By A. S. Haley, the Anglican Curmudgeon.
In a rather contorted opinion published today, the Fifth District Court of Appeal in Fresno, California ruled that although “the trial court made several errors in its analysis of the case”, it would nevertheless affirm that court’s decision to turn over all the disputed property of the former Diocese of San Joaquin to the remnant Episcopal Diocese of San Joaquin, which was first organized in March 2008 after its predecessor voted to leave the Episcopal Church (USA).
In so deciding, the Court of Appeal first rejected the contention that ECUSA and its remnant group were collaterally bound by the final decision of the Illinois Appellate Court rendered last year, which reached the opposite result for the Anglican Diocese of Quincy. It did not consider the Illinois case to be on all fours with this one, because the title to the church property in Illinois was held by an Illinois not-for-profit corporation, while in the San Joaquin case, the title was held by a California corporation sole.

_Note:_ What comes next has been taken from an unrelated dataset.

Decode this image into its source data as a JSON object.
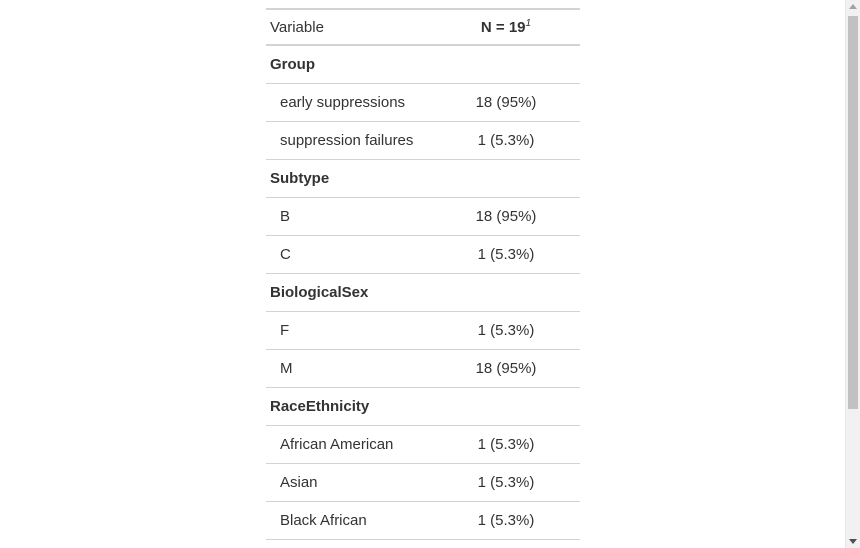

With all due respect, this is a distinction without a difference. A corporation sole is every bit as much a religious organization as a religious not-for-profit corporation. The key question in the California case is: which diocese — the Anglican one that withdrew from ECUSA in December 2007, or the newbie Episcopal one that started up on March 29, 2008 — has the legal control of the corporation sole under California law?